– Хорошо, что вы пришли. Степан Гаврилович, выпусти меня. Давайте отойдемте в сторонку, чтобы не стоять на проходе.

Он проходит через турникет, увлекая меня в небольшой закуток. А мне дико страшно, я понимаю, что что-то не так.

– Скажите, что случилось?

Следую за деканом. А он смотрит на меня насупившись.

– Ваш сын вообще в своем уме? Понимаете, что он гробит свою жизнь?

У меня снова паника, о чем он говорит?

– Что? Что произошло? Что он сделал?

– Просто взял и забрал документы.

– Как забрал? – смотрю на него опешив. – Когда забрал?

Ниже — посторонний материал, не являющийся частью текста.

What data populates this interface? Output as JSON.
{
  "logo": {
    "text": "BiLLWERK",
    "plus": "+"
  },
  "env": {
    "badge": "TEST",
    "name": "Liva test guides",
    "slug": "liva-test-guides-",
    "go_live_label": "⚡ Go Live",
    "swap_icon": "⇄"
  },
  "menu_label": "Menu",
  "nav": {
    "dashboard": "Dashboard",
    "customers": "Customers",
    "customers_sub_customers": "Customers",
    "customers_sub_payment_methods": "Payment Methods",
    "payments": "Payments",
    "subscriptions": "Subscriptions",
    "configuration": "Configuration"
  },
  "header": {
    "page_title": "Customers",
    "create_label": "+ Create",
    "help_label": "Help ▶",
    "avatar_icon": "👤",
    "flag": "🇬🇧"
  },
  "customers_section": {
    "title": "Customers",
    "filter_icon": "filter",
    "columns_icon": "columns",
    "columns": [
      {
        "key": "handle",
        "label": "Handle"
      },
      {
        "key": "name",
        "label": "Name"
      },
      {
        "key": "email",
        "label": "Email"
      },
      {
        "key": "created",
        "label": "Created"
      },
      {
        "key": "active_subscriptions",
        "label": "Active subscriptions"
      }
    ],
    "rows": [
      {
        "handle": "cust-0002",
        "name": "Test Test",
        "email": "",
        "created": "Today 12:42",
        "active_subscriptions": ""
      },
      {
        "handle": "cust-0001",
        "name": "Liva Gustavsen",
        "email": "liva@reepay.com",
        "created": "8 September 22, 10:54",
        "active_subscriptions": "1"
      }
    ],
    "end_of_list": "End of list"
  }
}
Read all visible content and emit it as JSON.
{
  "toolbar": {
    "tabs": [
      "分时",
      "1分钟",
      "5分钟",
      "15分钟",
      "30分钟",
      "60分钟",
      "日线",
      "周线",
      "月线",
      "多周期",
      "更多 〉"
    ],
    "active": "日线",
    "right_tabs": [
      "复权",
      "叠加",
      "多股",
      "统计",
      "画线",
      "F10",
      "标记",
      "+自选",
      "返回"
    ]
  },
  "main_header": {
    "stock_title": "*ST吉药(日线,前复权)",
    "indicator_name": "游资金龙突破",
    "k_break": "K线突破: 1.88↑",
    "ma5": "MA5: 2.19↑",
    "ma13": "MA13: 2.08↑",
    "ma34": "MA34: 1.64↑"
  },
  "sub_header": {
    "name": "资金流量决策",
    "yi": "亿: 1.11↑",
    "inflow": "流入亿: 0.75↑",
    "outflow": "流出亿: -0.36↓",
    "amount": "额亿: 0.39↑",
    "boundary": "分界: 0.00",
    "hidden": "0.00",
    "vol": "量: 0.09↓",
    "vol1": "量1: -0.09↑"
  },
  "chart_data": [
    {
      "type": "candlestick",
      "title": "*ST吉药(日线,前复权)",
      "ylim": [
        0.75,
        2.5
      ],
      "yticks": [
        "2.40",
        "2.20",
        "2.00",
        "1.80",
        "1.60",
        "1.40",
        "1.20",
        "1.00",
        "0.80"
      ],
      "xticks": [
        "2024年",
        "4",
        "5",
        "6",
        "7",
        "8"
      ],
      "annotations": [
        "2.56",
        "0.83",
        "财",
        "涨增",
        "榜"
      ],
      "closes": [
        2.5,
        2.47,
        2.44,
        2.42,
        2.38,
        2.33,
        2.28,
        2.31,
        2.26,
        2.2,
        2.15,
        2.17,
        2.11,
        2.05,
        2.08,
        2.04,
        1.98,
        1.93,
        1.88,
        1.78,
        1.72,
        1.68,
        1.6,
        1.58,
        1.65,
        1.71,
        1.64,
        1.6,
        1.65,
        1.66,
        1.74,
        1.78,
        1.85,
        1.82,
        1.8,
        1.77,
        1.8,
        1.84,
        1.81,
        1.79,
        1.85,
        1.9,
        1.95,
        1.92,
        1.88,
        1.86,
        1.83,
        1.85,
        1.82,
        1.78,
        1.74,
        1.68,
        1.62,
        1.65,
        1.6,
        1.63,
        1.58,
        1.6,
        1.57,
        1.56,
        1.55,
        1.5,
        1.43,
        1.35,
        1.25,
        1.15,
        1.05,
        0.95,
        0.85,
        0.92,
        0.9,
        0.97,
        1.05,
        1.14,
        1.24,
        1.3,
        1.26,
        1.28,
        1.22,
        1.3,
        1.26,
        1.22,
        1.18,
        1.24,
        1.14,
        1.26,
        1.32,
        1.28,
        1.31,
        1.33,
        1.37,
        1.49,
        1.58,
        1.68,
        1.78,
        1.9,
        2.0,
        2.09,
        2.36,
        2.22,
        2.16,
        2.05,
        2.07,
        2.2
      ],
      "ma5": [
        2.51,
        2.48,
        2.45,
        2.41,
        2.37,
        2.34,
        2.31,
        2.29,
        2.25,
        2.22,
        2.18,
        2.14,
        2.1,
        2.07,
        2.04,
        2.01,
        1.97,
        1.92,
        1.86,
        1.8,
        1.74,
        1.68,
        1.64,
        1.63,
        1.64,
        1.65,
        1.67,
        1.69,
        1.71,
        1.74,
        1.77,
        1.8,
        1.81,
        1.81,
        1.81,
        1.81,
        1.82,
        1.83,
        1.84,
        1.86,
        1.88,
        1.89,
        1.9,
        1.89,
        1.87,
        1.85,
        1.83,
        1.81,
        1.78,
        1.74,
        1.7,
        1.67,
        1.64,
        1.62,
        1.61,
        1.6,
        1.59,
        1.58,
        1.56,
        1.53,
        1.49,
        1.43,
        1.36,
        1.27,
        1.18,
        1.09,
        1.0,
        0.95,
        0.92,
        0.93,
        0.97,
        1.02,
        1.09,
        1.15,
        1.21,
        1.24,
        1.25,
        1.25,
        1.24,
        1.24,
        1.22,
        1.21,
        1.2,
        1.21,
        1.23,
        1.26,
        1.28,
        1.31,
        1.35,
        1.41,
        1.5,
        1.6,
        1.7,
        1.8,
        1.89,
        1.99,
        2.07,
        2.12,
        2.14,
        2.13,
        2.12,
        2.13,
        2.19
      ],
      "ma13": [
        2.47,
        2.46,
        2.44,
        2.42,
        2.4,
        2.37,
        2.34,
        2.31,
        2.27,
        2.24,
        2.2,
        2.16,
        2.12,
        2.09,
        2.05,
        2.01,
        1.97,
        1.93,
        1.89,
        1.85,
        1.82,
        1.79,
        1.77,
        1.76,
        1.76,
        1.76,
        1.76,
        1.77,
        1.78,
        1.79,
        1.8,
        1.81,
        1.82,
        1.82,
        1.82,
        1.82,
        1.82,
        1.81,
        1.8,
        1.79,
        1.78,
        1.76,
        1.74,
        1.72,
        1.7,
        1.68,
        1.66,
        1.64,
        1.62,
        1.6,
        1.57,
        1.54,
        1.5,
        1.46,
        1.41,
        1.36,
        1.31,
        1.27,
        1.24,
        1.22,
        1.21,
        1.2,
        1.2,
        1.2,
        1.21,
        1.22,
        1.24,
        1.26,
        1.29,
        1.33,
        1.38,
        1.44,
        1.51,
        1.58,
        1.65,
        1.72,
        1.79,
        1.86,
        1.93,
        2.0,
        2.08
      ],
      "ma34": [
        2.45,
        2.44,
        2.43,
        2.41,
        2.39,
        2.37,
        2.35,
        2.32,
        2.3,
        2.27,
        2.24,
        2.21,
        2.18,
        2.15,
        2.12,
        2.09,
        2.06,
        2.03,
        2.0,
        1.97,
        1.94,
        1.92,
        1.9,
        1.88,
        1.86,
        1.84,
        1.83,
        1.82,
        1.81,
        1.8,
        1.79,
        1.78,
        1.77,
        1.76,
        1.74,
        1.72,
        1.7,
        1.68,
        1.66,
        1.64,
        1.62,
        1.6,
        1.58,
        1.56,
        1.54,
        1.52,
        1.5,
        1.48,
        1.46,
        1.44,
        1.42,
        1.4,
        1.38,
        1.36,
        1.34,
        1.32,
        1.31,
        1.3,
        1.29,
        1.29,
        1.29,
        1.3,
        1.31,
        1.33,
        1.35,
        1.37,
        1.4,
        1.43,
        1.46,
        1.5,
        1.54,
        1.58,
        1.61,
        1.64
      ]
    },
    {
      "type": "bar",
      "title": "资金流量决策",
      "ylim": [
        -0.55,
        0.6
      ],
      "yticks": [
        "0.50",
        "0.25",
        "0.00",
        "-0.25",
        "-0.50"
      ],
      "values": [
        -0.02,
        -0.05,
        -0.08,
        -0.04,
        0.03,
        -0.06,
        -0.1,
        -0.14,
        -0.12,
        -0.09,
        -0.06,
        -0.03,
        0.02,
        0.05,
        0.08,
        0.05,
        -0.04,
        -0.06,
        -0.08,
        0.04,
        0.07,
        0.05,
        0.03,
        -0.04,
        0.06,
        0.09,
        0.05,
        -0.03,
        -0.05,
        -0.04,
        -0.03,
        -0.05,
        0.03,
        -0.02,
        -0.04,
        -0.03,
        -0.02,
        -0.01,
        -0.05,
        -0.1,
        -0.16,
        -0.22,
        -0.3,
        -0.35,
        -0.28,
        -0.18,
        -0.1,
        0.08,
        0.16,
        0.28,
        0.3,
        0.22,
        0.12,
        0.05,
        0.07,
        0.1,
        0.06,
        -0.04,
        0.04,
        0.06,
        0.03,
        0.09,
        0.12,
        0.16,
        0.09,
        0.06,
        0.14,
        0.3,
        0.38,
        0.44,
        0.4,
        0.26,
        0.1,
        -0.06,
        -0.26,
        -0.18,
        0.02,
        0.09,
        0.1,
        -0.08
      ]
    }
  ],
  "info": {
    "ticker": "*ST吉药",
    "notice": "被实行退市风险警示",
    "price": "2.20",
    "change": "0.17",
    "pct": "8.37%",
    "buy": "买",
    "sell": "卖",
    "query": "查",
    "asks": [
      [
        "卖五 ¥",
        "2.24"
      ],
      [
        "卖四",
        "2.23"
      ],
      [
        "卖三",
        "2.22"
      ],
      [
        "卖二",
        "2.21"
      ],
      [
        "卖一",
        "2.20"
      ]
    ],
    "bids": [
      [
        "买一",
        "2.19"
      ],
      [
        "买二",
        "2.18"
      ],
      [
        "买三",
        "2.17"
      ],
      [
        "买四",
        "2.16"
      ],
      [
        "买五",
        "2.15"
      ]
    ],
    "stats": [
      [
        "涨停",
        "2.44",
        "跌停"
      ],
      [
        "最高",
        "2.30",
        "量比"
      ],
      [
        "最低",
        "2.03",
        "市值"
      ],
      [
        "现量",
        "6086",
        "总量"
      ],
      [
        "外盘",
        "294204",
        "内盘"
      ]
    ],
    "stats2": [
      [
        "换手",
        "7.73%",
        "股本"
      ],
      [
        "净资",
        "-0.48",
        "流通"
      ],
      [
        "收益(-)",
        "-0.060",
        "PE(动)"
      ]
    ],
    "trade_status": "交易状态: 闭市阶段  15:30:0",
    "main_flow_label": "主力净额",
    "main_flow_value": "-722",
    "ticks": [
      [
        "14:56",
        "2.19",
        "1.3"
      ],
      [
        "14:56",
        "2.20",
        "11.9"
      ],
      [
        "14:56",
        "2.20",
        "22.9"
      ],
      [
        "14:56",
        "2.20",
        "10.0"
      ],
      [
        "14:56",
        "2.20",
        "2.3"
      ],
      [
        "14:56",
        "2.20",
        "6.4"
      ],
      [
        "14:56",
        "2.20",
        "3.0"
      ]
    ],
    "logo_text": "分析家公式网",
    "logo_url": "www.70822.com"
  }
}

Это какой-то сюр! Да что творится-то?

– Сегодня утром пришел и забрал документы, сказал, что уходит. Детский сад просто, ей-богу. Ладно бы был первокурсником желторотым, ничего не соображающим, но тут… Магистратура! Осталось всего ничего! Один из лучших студентов, перспективы, и всё в трубу…

Сказать, что я в шоке, значит, ничего не сказать.

Смотрю на него и не могу поверить.

Дышать не могу. Пелена перед глазами. Прислоняюсь к стене…

– Эй, эй… Спокойно… что с вами? Черт… Степан Гаврилович, вызови нашу медсестру с нашатырем, плохо девушке… Мамочке то есть…

Слышу его голос как через толстый слой ваты.

Демид забрал документы?

Почему?

Из-за чего?

Конечно, это очевидно… Слезы катятся, чувствую, как меня ведут куда-то, усаживают.

А в голове все события вчерашнего дня.

Скандал, ссора с сыном. Моя пощечина…

Я его спровоцировала! Моя вина тут тоже есть. Но ведь я не ругала бы сына, если бы не…

Злость накатывает волнами, и ужас, и страх за собственного ребенка. Ярость – на Лялю и Андрея. Это всё из-за них!

Это они виноваты! Резкий запах нашатыря, и я открываю глаза.

На меня смотрит испуганный декан, и медсестра.

– Как вы? С вами всё в порядке? – Валентин Васильевич явно переживает. – Вы извините, что я так вам всё это выдал, не ожидал… Вы с виду такая боевая.

– Надо бы давление измерить, хорошо бы в кабинете, конечно, но я тонометр взяла. Тут измеряю.

Женщина берет мою руку, надевает манжету. Я смотрю за ее манипуляциями, а на душе так неспокойно.

Документы забрал. Бросил институт из-за какой-то…

Но ведь он любил ее? Раз жениться собирался – любил. Я же помню, как он смотрел на нее! Я ведь и сама старалась к ней по-доброму именно потому, что сын был влюблен!

И что теперь? Что делать?

– Низковато, девяносто на шестьдесят. Вам бы полежать. Можно у меня в кабинете немного отдохнуть.

– Нет, спасибо…

Привстаю, голова кружится.

– Я… мне домой надо. Я поеду.

– На общественном транспорте тяжело, на машине лучше не рисковать.

– Я на такси. Спасибо вам.

– Чаю бы хоть крепкого. Гаврилыч, у тебя всегда чай есть. Давай черный с сахаром.

– Сейчас, будет сделано.

– Вы… Простите, не помню вашего имени… – начинает декан. – Простите меня…

– Эвелина. Эвелина Романовна.

– Эвелина Романовна, простите, но я правда не думал. Поймите, я сам в шоке. Такой студент, да еще из династии. У вас же тут и муж учился, правильно? Отец Демида.

Да уж… отец… такой отец, который смог сыну жизнь сломать!

– Поймите, я вот хотел даже сам с вами связаться, рассказать, но потом подумал, Демид уже взрослый человек. Вы пришли как раз кстати. Я так понимаю, для вас это новость тоже неприятная. Повлияйте на него, пожалуйста. Он отличный студент, никаких нареканий. Что вообще случилось?

– Валентин Васильевич, ну какие сейчас вопросы, ей бы в себя прийти! Гаврилыч, скоро?

– Несу!

У моего лица оказывается железная кружка с черным чаем.

– Я разбавил, чтобы не кипяток, чай у меня хороший, индийский. Сахар три ложки, может, шоколадку еще.

– Давай.

Мотаю головой. Какой мне шоколад? Но беру, когда медсестра объясняет, что нужно.